- O governo do Território do Norte apresentou emendas à Lei de Justiça Juvenil que permitiriam prender jovens por até 48 horas em casas de vigilância da polícia, além de autorizarem interrogatórios sem a presença de um responsável.
- Jovens acusados de crime poderiam ser mantidos por até 48 horas e interpelados se tiverem “conhecimento sobre um delito” ou em situações consideradas “urgentes” para a segurança pública.
- Organizações de defesa indígena alertam que as mudanças seriam discriminatórias e colocariam crianças First Nations em maior risco de cárcere, especialmente diante de preocupações sobre condições em casas de vigília.
- A polícia do Território afirma que a medida preserva o direito ao silêncio, mas permite coletar informações para proteção da comunidade, com gravação por câmera corporal e possibilidade de não usar o que for dito em processos posteriores.
- Paralelamente, há críticas a uma revisão de proteção infantil que não amplia suficientemente o escopo para reformar o sistema, com prazo de entrega do relatório final em três meses.
O governo do Território do Norte apresentou em 2026 um conjunto de emendas propostas à Lei de Justiça Juvenil, que ampliariam os poderes da polícia para interrogar jovens e detê-los por até 48 horas sem a presença de um responsável legal.

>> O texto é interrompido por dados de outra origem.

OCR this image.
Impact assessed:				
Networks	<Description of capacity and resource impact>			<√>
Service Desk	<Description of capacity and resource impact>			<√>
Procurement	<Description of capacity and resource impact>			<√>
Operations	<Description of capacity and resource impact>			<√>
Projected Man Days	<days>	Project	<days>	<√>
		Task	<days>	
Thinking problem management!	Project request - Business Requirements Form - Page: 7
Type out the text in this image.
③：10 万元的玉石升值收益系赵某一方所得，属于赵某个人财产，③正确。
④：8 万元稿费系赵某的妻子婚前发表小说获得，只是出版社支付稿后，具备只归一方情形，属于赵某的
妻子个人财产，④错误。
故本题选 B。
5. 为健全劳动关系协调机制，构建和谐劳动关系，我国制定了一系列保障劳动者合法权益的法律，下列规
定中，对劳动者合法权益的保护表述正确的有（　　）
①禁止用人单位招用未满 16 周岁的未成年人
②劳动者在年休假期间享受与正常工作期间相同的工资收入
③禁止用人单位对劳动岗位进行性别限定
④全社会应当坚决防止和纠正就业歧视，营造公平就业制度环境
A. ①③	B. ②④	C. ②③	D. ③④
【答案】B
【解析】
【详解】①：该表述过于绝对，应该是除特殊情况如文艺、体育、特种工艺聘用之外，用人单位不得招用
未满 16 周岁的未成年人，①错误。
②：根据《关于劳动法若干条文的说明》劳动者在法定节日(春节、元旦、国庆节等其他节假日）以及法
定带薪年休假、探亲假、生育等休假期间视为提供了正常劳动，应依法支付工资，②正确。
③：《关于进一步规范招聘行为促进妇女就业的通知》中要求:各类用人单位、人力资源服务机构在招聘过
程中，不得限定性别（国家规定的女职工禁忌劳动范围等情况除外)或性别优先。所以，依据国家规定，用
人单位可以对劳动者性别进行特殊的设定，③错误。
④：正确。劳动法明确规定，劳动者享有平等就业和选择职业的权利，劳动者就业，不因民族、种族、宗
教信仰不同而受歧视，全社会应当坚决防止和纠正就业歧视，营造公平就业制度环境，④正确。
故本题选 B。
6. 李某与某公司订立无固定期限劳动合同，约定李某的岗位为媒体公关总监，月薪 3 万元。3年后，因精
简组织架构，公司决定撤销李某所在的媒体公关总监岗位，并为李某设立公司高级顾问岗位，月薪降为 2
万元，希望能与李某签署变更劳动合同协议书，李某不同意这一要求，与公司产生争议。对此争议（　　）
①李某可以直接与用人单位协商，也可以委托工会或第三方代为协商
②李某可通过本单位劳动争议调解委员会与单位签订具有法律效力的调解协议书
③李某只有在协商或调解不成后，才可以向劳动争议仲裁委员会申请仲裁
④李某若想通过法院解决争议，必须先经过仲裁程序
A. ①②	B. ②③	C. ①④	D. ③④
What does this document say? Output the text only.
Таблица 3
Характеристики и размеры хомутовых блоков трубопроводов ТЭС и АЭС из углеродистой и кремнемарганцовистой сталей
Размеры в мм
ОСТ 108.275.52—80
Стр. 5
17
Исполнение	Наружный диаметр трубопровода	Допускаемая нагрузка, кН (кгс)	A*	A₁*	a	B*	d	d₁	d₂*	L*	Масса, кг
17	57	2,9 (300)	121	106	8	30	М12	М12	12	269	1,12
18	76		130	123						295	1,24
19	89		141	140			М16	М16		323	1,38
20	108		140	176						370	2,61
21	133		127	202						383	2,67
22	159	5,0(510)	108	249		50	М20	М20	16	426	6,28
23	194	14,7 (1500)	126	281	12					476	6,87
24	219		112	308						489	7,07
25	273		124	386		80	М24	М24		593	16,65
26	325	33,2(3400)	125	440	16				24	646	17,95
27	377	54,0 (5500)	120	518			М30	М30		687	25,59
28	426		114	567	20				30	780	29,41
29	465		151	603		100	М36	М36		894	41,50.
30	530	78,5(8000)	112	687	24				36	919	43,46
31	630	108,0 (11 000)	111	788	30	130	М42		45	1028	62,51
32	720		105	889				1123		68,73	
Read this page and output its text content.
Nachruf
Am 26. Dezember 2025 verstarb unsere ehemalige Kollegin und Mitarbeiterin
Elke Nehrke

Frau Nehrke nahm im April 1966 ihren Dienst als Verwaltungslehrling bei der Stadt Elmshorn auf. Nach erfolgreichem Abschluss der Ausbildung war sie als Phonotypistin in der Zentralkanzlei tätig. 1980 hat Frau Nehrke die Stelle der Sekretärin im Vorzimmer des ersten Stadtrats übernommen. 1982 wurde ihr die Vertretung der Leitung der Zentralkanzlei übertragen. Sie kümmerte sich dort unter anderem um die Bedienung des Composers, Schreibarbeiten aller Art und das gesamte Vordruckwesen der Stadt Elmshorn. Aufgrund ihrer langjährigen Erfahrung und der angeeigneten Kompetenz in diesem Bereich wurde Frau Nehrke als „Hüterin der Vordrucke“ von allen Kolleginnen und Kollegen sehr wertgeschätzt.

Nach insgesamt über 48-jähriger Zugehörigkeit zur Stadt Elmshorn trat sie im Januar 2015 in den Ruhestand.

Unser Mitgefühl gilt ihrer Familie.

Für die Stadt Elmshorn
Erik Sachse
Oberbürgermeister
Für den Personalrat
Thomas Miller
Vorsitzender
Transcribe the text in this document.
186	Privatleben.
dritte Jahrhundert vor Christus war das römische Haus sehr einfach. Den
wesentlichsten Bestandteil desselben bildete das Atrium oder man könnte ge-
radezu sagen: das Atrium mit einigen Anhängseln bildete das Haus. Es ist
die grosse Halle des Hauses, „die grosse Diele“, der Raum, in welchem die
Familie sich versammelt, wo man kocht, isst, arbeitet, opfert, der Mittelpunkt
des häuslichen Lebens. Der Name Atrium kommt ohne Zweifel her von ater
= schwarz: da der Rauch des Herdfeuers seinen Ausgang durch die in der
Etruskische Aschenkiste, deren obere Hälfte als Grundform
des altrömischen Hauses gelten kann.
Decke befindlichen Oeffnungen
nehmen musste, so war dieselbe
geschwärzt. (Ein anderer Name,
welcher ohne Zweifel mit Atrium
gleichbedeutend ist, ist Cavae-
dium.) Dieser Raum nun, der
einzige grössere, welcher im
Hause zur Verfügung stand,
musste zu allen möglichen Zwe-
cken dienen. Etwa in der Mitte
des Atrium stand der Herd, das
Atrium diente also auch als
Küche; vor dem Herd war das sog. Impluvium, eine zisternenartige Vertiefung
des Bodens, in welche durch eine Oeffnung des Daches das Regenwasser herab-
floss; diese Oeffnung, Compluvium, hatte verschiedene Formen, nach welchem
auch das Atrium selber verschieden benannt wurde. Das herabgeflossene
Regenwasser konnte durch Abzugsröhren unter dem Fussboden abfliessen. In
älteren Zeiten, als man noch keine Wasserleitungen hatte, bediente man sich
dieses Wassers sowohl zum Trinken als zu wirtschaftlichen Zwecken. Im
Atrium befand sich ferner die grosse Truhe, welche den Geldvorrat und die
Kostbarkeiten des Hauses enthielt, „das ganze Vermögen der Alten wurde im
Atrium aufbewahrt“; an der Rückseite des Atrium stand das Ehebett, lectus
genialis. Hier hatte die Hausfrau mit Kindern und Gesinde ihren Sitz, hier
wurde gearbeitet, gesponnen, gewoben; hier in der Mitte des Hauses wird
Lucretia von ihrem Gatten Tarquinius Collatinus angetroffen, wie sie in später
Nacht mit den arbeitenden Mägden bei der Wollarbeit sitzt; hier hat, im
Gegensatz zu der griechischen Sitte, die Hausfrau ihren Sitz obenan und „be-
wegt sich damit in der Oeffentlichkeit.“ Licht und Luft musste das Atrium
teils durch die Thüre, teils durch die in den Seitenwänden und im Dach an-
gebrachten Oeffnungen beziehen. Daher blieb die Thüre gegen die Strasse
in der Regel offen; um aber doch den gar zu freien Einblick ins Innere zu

As mudanças seguem ao anúncio de alterações na proteção infantil. O objetivo alegado é facilitar a aplicação de medidas em casos graves que envolvam segurança pública.
As propostas permitem que jovens acusados de infrações sejam mantidos em casas de vigilância por até 48 horas, recebam entrevista caso tenham conhecimento sobre o crime e sejam interrogados sem adulto presente em situações consideradas urgentes. O Corrections Minister, Gerard Maley, é responsável pela apresentação das alterações.
A governança responde às críticas que veem risco de discriminação contra crianças indígenas e de expor menor à precariedade das instalações de vigilância. Atuação ocorre em meio a temores sobre superlotação e condições de cuidado inadequadas em unidades de monitoramento de menores.
Críticas e riscos
Ativistas de direitos humanos apontam que as mudanças podem agravar problemas de segurança e bem-estar de crianças indígenas. Direção de Justiça das Primeiras Nações no Human Rights Law Centre afirma que a proposta seria discriminatória e perigaria a proteção de menores.
Representantes da polícia negam que a nova regra seja amplamente utilizada e asseguram que as casas de vigilância proporcionam supervisão adequada. Em relação ao interrogatório sem adulto, o texto mantém o direito ao silêncio como salvaguarda inicial, com registros de câmera corporal para transparência.
Proteção infantil em debate
Organizações de defesa criticam o escopo da revisão de proteção infantil, anunciada pelo governo para entender falhas do sistema. A líder indígena Catherine Liddle afirma que a análise atual tem alcance restrito e não permitiria reformar o sistema de proteção de crianças e famílias no Território do Norte.
Entidades indígenas ressaltam a necessidade de ampliar a avaliação para abranger questões interligadas que afetam resultados de crianças na região. O relatório final deverá ser entregue à secretária Robyn Cahill em até três meses.